Assuming a gyro has more than enough power to reach a VERY high forward speed, what would happen to the rotor behavior?

I am GUESSING, from reading Gessow & Meyers and NACA 716 by Bailey, that one of two things would happen first. Either:

1. You would reach your speed limit when you experience too much retreating blade stall and the rotor flaps against its teeter stops.

-OR-

2. You would reach your speed limit when your forward speed added to your advancing tip speed starts to approach around .75 times the speed of sound and compressibility effects start to make rotor drag skyrocket.

Which one of these would happen first depends on rotor diameter and blade loading. Higher blade loading makes a faster turning rotor and you would reach limiting condition #2 first. A lower blade loading makes the rotor turn slower and you would reach limiting condition #1 first.

ASSUMING ALL OF THE ABOVE IS CORRECT, what would happen in the real world if you reached either one of these limiting factors? Whould you just reach a point where you could not go any faster? Or, is there somthing that would happen that would make you crash and burn?

Any opinions are welcome.

Thanks,
~JIM
 
A good many years ago, Jim, I did a what if investigation. Not at high speed; quite low speed in fact: ~20 mph.

I wanted to find out how pitch could be cranked into Bensen metal blades and still fly.

We eventually cranked them up to the limit of adjustment range and they could still be started and flown. I don’t recall whether I had a rotor tach or not but if I did, it would have a kludged up affair made from a permanent magnet motor and a meter.

The gyro simply would not fly faster than ~20 mph with the stick hard against the forward stop; more power, and it climbed, still at 20 mph.

So much of the retreating blade was stalled that it acted like the friction governor of a wind-up phonograph. The flapping angle would have put the blades near the flapping stops but I never touched them.

I’ve never investigated the upper speed limit with rotor blades at normal incidence setting but expect the same thing would occur. It simply won’t go any faster after the stick reaches the forward stop and additional power causes it to climb.

Helicopter rotors behave quite differently at high speed. Gyro rotors stall at the inboard ends and the stall gradually moves outward as speed increases. Helicopter rotors stall at the retreating tips and stuff changes in a hurry.
 
Chuck: I would assume that if you reached condition #2 first, and compressibility started to come into play, that regardless of engine hp, (unless you had a truly rediculous amount of hp), that the added drag on the rotor would quickly stop you from going any faster.

But if you hit condition #1 first and had excessive retreating blade stall, do you see any reason why the flapping angle would be more exaggerated than in your slow speed test?

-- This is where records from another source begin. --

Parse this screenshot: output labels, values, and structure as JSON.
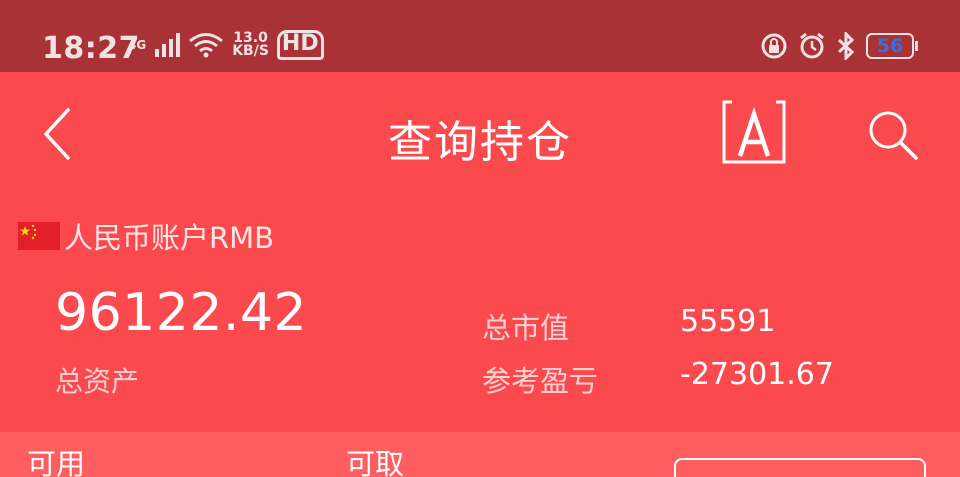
{
  "status_bar": {
    "time": "18:27",
    "network_type": "4G",
    "speed_value": "13.0",
    "speed_unit": "KB/S",
    "hd_label": "HD",
    "battery_level": "56"
  },
  "header": {
    "title": "查询持仓"
  },
  "account": {
    "name": "人民币账户RMB"
  },
  "summary": {
    "total_assets_value": "96122.42",
    "total_assets_label": "总资产",
    "market_value_label": "总市值",
    "market_value": "55591",
    "pnl_label": "参考盈亏",
    "pnl_value": "-27301.67"
  },
  "funds": {
    "available_label": "可用",
    "withdrawable_label": "可取"
  },
  "colors": {
    "background": "#fb4a4d",
    "status_bar": "#a83235",
    "battery_text": "#3b6fe0"
  }
}
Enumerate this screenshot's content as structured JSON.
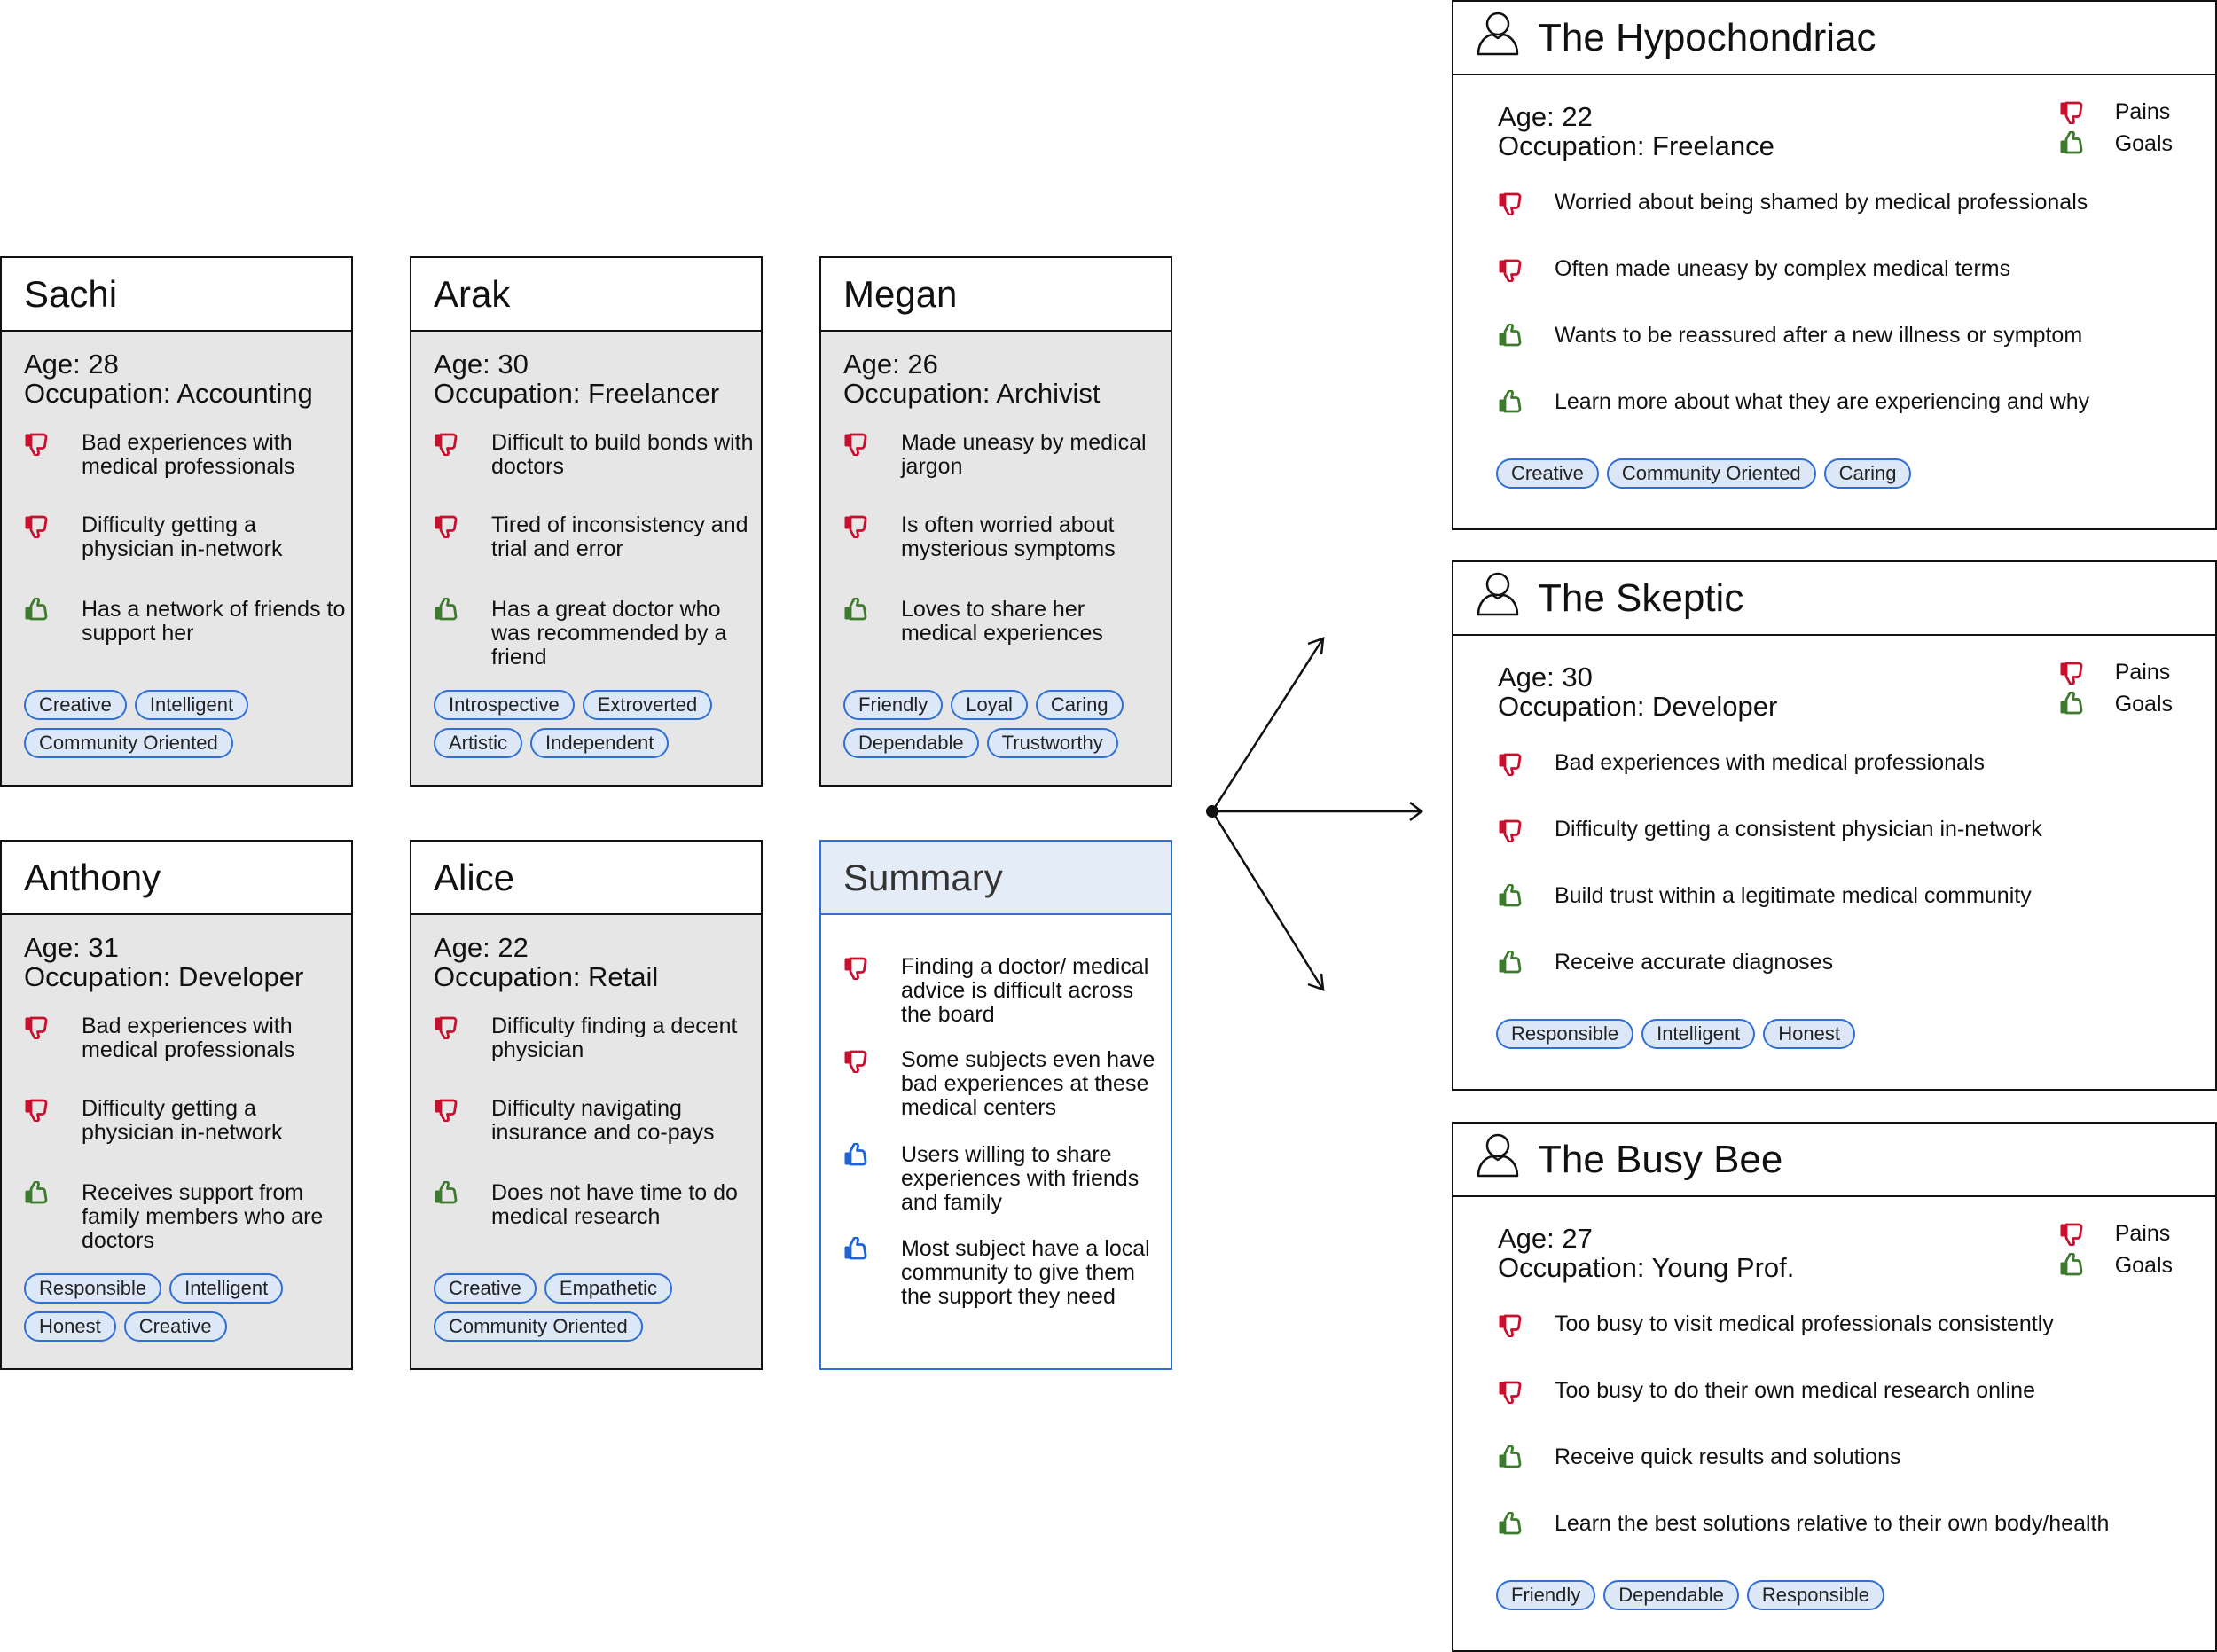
{
  "colors": {
    "pain": "#c8102e",
    "goal": "#3d7a2e",
    "summary_goal": "#1e63d6",
    "tag_border": "#2f6fd6",
    "tag_fill": "#dce7f7",
    "card_fill": "#e6e6e6",
    "summary_header": "#e4ecf8"
  },
  "cards": [
    {
      "name": "Sachi",
      "age": "Age: 28",
      "occupation": "Occupation: Accounting",
      "items": [
        {
          "type": "pain",
          "text": "Bad experiences with medical professionals"
        },
        {
          "type": "pain",
          "text": "Difficulty getting a physician in-network"
        },
        {
          "type": "goal",
          "text": "Has a network of friends to support her"
        }
      ],
      "tags": [
        "Creative",
        "Intelligent",
        "Community Oriented"
      ]
    },
    {
      "name": "Arak",
      "age": "Age: 30",
      "occupation": "Occupation: Freelancer",
      "items": [
        {
          "type": "pain",
          "text": "Difficult to build bonds with doctors"
        },
        {
          "type": "pain",
          "text": "Tired of inconsistency and trial and error"
        },
        {
          "type": "goal",
          "text": "Has a great doctor who was recommended by a friend"
        }
      ],
      "tags": [
        "Introspective",
        "Extroverted",
        "Artistic",
        "Independent"
      ]
    },
    {
      "name": "Megan",
      "age": "Age: 26",
      "occupation": "Occupation: Archivist",
      "items": [
        {
          "type": "pain",
          "text": "Made uneasy by medical jargon"
        },
        {
          "type": "pain",
          "text": "Is often worried about mysterious symptoms"
        },
        {
          "type": "goal",
          "text": "Loves to share her medical experiences"
        }
      ],
      "tags": [
        "Friendly",
        "Loyal",
        "Caring",
        "Dependable",
        "Trustworthy"
      ]
    },
    {
      "name": "Anthony",
      "age": "Age: 31",
      "occupation": "Occupation: Developer",
      "items": [
        {
          "type": "pain",
          "text": "Bad experiences with medical professionals"
        },
        {
          "type": "pain",
          "text": "Difficulty getting a physician in-network"
        },
        {
          "type": "goal",
          "text": "Receives support from family members who are doctors"
        }
      ],
      "tags": [
        "Responsible",
        "Intelligent",
        "Honest",
        "Creative"
      ]
    },
    {
      "name": "Alice",
      "age": "Age: 22",
      "occupation": "Occupation: Retail",
      "items": [
        {
          "type": "pain",
          "text": "Difficulty finding a decent physician"
        },
        {
          "type": "pain",
          "text": "Difficulty navigating insurance and co-pays"
        },
        {
          "type": "goal",
          "text": "Does not have time to do medical research"
        }
      ],
      "tags": [
        "Creative",
        "Empathetic",
        "Community Oriented"
      ]
    }
  ],
  "summary": {
    "title": "Summary",
    "items": [
      {
        "type": "pain",
        "text": "Finding a doctor/ medical advice is difficult across the board"
      },
      {
        "type": "pain",
        "text": "Some subjects even have bad experiences at these medical centers"
      },
      {
        "type": "goal",
        "text": "Users willing to share experiences with friends and family"
      },
      {
        "type": "goal",
        "text": "Most subject have a local community to give them the support they need"
      }
    ]
  },
  "legend": {
    "pains": "Pains",
    "goals": "Goals"
  },
  "personas": [
    {
      "title": "The Hypochondriac",
      "age": "Age: 22",
      "occupation": "Occupation: Freelance",
      "items": [
        {
          "type": "pain",
          "text": "Worried about being shamed by medical professionals"
        },
        {
          "type": "pain",
          "text": "Often made uneasy by complex medical terms"
        },
        {
          "type": "goal",
          "text": "Wants to be reassured after a new illness or symptom"
        },
        {
          "type": "goal",
          "text": "Learn more about what they are experiencing and why"
        }
      ],
      "tags": [
        "Creative",
        "Community Oriented",
        "Caring"
      ]
    },
    {
      "title": "The Skeptic",
      "age": "Age: 30",
      "occupation": "Occupation: Developer",
      "items": [
        {
          "type": "pain",
          "text": "Bad experiences with medical professionals"
        },
        {
          "type": "pain",
          "text": "Difficulty getting a consistent physician in-network"
        },
        {
          "type": "goal",
          "text": "Build trust within a legitimate medical community"
        },
        {
          "type": "goal",
          "text": "Receive accurate diagnoses"
        }
      ],
      "tags": [
        "Responsible",
        "Intelligent",
        "Honest"
      ]
    },
    {
      "title": "The Busy Bee",
      "age": "Age: 27",
      "occupation": "Occupation: Young Prof.",
      "items": [
        {
          "type": "pain",
          "text": "Too busy to visit medical professionals consistently"
        },
        {
          "type": "pain",
          "text": "Too busy to do their own medical research online"
        },
        {
          "type": "goal",
          "text": "Receive quick results and solutions"
        },
        {
          "type": "goal",
          "text": "Learn the best solutions relative to their own body/health"
        }
      ],
      "tags": [
        "Friendly",
        "Dependable",
        "Responsible"
      ]
    }
  ]
}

Resasi: I'm sure he really knows his stuff, and may well know the answers to some of the issues of high speed flight in a pure (non-winged) gyro. However, the winged and non-wing gyros are VERY different. At high speed the the wings tend to do most of the lifting and take a lot of the load off the rotor. This allows it to slow down so you don't have to deal with the compressibility issues of a high speed rotor or the retreating blade stall issues of a rotor that is trying to carry the load of the entire gyro.
 
Jim, you are right about your assumptions about rotors and high forward speed. But there is missing a very important thing: the blades collective angle. The bigger the collective angle the lower the rotor rpm. So in the event of big collective angles the rotor speed can be dangerously low, and the forward speed at which retreating blade stall can be encountered is lower.

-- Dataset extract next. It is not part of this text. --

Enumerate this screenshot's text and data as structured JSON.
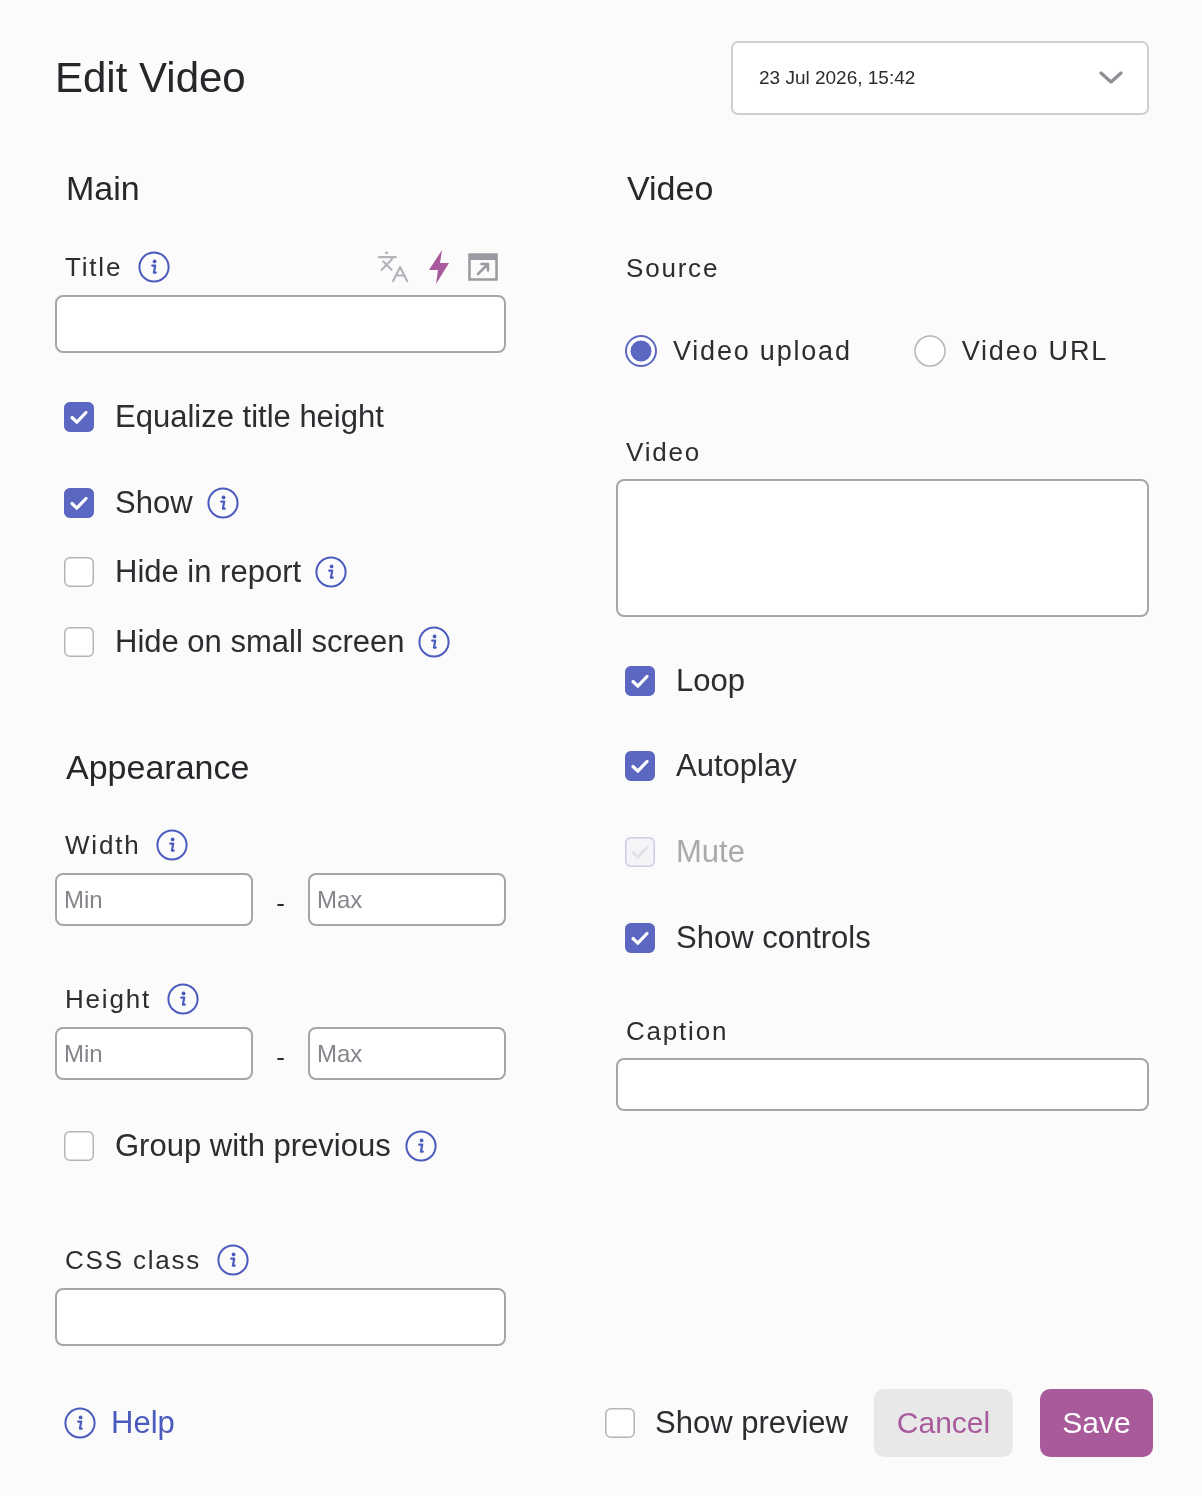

Chuck, I appreciate your comment about this experiment. But I don’t think that you encountered retreating blade stall. The way in which this phenomenon occurs is the same in gyros and helicopters. The only difference is that helicopters are working with much bigger collective angles and therefore much bigger AOA’s than gyros. So helo’s are much more prone to retreating stall than gyro’s, but the consequences are the same.

Another question is that teetering rotors have a better behaviour in case of retreating blade stall than other kind of rotor systems.

The explanation of why the rotor head of your experiment was not able to fly faster than 20 mph I think is more related to twisting effects due to a positive pitching moment when working at big AOA’s than other. Additionally I know (by experience) that when an autorotating rotor works with bigger AOA’s (which means that it works with lower rpm) it will need a shallower rotor disc attitude and the pilot will have to set a more forward stick position.

About the maximum speed that can be reached by a gyro… I can’t say. I believe that the potential is much higher than our current speeds and that average helicopter speeds. But this is just a feeling, by now I don’t know. What I’m sure is that in our gyros we will reach the stop forward stick position prior to reach any speed approaching retreating blade stall or transonic air speed in the advancing blade. This is because in order to set a higher speed you need to move the stick forward and more forward still in order to compensate flap back effect.

Ferran
 
Ferran, the NACA mounted a movie camera on the rotorhead of a Kellett KD-1 Autogiro (military YG-1B) and measured the regions of retreating blade stall by observations of yarn tufts attached to the upper surface of a rotorblade.

Each circle on the plot equals 10% of rotor radius. Forward speed is given as a fraction of rotor tip speed. At a forward speed equal to 35% of tip speed, nearly 70% of the retreating blade is stalled.

The plots, ranging from mu = 0.15 to 0.35, would represent airspeeds of ~42 mph through ~100 mph. The rotor was 40 ft. in diameter and turned a little over 200 rpm.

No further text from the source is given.